Tea Fight - An Elegant Showdown
Enjoying a longstanding peace in politics and economic prosperity, the Chinese Song Dynasty (960AD-1279AD) was a marvelous period during which many cultural traditions flourished. Tea-drinking, for example, became very popular at that time. Since the good government of that time called for more civil officials than brave generals, intellectuals were highly valued, and what the intellectuals treasured was an elegant way of living. Even when they were holding a competition, they pursued it in a genteel way. The ancient custom of the “Tea Fight” is a case in point.
According to the research, the “Tea Fight” custom is originated in Jian’an County, Fujian Province, where White Tea is harvested. In those days, when fresh tea had been picked and processed in late spring, each tea farmer would bring out his crop to fight for the honor of presenting his own tea to the emperor as a tribute. Later, the convention was borrowed and carried forward by the tea’s customers, including plain intellectuals, courtier officials, and even the emperors. When having a get-together, they were all fond of the competition to make good tea, and this tradition came to be called “tea fights”.

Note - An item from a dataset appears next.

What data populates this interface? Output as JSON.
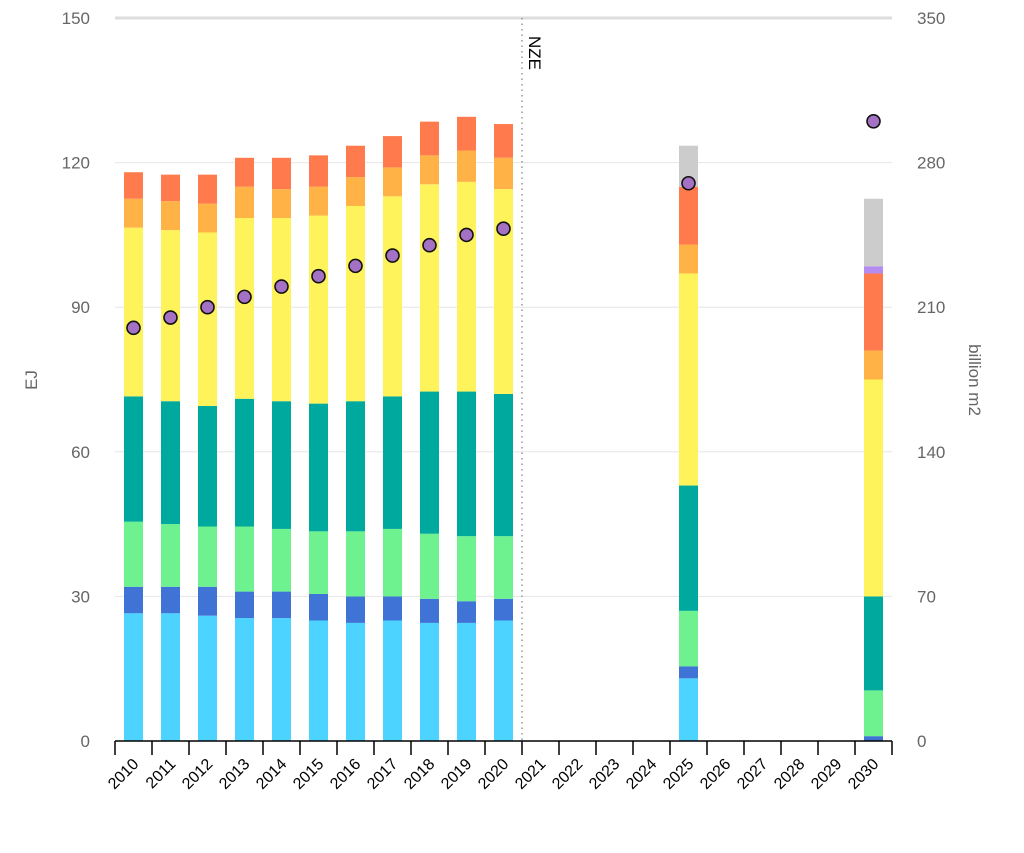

Litterateurs have written many works to record the theory and fun of the tea fight. According to their depiction, participants in the fight have to go through five processes before they present their tea for judgment: choosing the tea cake, grinding the tea, boiling the water, churning the cream, and infusing the tea while stirring.
To choose a fine tea cake is the sine qua non of making good tea. Usually, competitors will adopt a kind of semi-fermented cake made of white tea. The Emperor Huizong of Song put forward three criteria for a fine tea cake: in color, the cakes should look pure instead of mottled; in texture, they should be hard; and when broken, they should make a “crack” sound.
When a qualified cake has been chosen, it should be grinded. The tea maker wraps a small piece of the cake in a paper bag and grinds it with an edge runner. But this is not enough. Using a sieve, the maker also has to sieve out coarse particles. After this process, only a fine tea powder remains.
The third step is to boil the water. The ware that people of the Song Dynasty used for boiling was usually a narrow-necked kettle, which enabled them to judge the temperature of the water according to its sound. After the water is boiled, it is poured into a wide-mouthed clay jar for later use.
To make the cream is the fourth process of the preparation. Some tea powders need to be ladled out, and then mixed with a small quantity of water. The more viscous the cream is, the better the tea will be.
Then the most important job comes—the tea fighter has to infuse water into the teacup of cream and stir the solution at just the right speed. The water must come out smooth and steady, and the stirring has to be coordinated well with the pouring to produce a full dissolution.
Then what is the standard for good tea? That is to say, what makes a winner in a tea fight?
Firstly, good tea should look good in color. For White Tea, for example, the best color of the tea would be milky white. A milky green color indicates that the tea is undercooked and milky grey or milky yellow would be even worse.
Secondly, judges will focus their attention on the foam that comes out after the tea is stirred. The foam of well-made tea will not disappear very soon, so the duration of the foam is an important standard with which to identify a good cup of tea. While the foam is still covering the liquid, the best state is to form a smooth and even quilt, just like the surface of a bowl of cold porridge.
To win the challenge, a good tea fighter will use special water and a rare tea cup, as well as a fine tea cake and his great skills. Black pottery cups are highly recommended in the competition, because the black and white contrast between the cup and the tea will be very pleasant to the eyes. A type of tea container called Tuhao Cups (cups with hare’s fur glaze) is said to be a valued ware in tea fighting, since the manufacturing process of them is rather complicated.
The Song Dynasty witnessed the heyday of the tea fights, but thereafter the custom waned. Japanese visitors, however, brought the art of the tea fight to their own country, and carried it forward into Sado, that is, the art of tea making. In fact, the spirit of the tea fight still exists in China. It comes out when people, in and out of the lands of tea-production, taste different teas and decides on a champion. Tea is an herb rich with cultural significance, embodying the philosophy of tranquility and elegance that the Chinese people have pursued throughout the history. Actually, the tea fight is not a fight; it is a romantic way of appreciating tea and life itself. Time flies and steam flows, but Chinese people’s musing on tea and attitude toward life will last forever.